I had by this stage been drinking the crystalline mountain water straight from stream without using purification tablets. Pall decided it was time to mention this risky behaviour. I explained my rationale but also mentioned that in the welsh hills it is a cliché proven countless times by experience that you will always find a dead sheep in the catchment area of any mountain stream. A mere two kilometres on with perfect waterfalls overflowing with pure crystalline water, there it was, a freshly expired sheep caught midstream at the top of a little cascade. The question of whether or not to purify water was settled. The sheep was lying on its side head down stream with its cheek perched on the spout of a little water fall. The skin around its mouth looked as if it had been nibbled where it had lain in the water.

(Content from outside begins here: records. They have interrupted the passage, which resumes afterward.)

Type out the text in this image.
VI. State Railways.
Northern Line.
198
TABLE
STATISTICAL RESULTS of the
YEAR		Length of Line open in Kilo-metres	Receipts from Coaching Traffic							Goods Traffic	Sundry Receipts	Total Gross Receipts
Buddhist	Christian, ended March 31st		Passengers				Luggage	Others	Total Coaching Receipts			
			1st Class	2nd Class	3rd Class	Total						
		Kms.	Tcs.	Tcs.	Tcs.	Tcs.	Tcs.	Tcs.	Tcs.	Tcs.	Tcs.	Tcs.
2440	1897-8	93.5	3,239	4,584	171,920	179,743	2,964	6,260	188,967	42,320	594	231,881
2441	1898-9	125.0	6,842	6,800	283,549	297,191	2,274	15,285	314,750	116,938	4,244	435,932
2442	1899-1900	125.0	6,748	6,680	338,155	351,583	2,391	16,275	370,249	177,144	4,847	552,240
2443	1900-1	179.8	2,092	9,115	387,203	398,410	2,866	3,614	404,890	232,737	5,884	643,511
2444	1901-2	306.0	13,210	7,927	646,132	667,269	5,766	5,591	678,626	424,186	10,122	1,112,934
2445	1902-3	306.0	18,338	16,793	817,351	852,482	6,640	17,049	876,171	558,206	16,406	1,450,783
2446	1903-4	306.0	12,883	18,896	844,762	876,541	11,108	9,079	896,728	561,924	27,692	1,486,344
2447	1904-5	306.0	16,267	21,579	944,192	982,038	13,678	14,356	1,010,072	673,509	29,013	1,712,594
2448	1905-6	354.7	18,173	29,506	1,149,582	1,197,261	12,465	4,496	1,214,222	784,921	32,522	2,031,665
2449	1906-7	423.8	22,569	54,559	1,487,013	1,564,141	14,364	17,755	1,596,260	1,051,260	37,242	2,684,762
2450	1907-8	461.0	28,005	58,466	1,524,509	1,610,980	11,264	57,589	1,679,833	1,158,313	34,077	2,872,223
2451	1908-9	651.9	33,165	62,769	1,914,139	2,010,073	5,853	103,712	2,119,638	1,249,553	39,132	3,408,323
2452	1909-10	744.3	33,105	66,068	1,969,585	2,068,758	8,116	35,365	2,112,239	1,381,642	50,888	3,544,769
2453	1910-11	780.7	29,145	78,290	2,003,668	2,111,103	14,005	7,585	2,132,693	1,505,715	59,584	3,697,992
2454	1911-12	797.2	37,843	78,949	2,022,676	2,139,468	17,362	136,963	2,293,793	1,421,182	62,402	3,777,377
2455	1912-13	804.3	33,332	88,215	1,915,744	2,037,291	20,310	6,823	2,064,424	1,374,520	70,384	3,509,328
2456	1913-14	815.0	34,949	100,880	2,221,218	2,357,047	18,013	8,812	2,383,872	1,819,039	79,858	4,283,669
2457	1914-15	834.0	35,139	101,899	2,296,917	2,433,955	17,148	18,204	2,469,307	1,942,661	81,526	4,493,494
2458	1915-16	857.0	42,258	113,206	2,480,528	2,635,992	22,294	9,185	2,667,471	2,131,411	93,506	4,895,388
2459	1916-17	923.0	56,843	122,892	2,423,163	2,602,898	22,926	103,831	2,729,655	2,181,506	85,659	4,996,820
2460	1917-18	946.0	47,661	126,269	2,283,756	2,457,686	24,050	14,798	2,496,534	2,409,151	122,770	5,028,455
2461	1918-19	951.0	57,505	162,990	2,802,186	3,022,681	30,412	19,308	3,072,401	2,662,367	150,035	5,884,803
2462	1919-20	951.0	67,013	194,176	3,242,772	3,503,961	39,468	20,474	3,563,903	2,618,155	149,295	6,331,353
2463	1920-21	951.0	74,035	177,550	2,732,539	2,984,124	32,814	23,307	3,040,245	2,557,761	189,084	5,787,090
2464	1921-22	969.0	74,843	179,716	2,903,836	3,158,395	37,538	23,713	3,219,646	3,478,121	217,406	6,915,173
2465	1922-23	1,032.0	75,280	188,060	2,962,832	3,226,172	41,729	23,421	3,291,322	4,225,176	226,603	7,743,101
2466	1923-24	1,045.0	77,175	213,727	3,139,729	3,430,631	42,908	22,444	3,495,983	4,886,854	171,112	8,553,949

Perhaps the tiny fish, that our shadows chased through the shallow waters as we walked, had already taken advantage of the unusual feast. Afterwards, we debated whether or not the sheep had been left in the water deliberately as some form of slightly refrigerated storage and whether if we informed the Basothos we might be accused of causing the beast’s death.
As we walked, we were constantly harangued by Basotho herdsman. Their excited greetings are shouted across the valley. Their tone sounds quite aggressive. The noisy greetings are quickly followed by a Basotho or two loping across the inclines to catch up with us and see what we might have to offer them. Their agility and swiftness across these landscapes is remarkable. Later, we had a brief chat with two 20 year olds, both with the usual unrepeatable names. They were pleasant, open and not on the scrounge which made a refreshing change.
The final stretch of valley was a big grind up 300m over a distance of 1.5km. The sun shone hot all the way. We had lunch at the top. It was 14h00. Shoes came off to rest the feet. Once rested and fed we made good progress around a long level section of the escarpment with refreshing cloud cover and mist to ease our progress. I twisted my ankle on a small insignificant pebble on the path. It hurt but didn’t slow us down too much. Finally the mist came in and the path ran out. We were at the top of a steep path leading to Keith Bush Camp, one kilometre of vertical descent below us on the highest slopes of the Little Berg. This was a principal drug smuggling route where 18 months previously I had surreptitiously photographed a gang of three heavily burdened smugglers, piled high with contraband, glide down the steep path from Lesotho and effortlessly speed their way into South Africa.
We knew where we were but in the mist and with contradictory maps we couldn’t work out clearly which direction we should take next. It was 17h08. We called it a day. We found an ideal campsite and celebrated 24km and two tough ascents.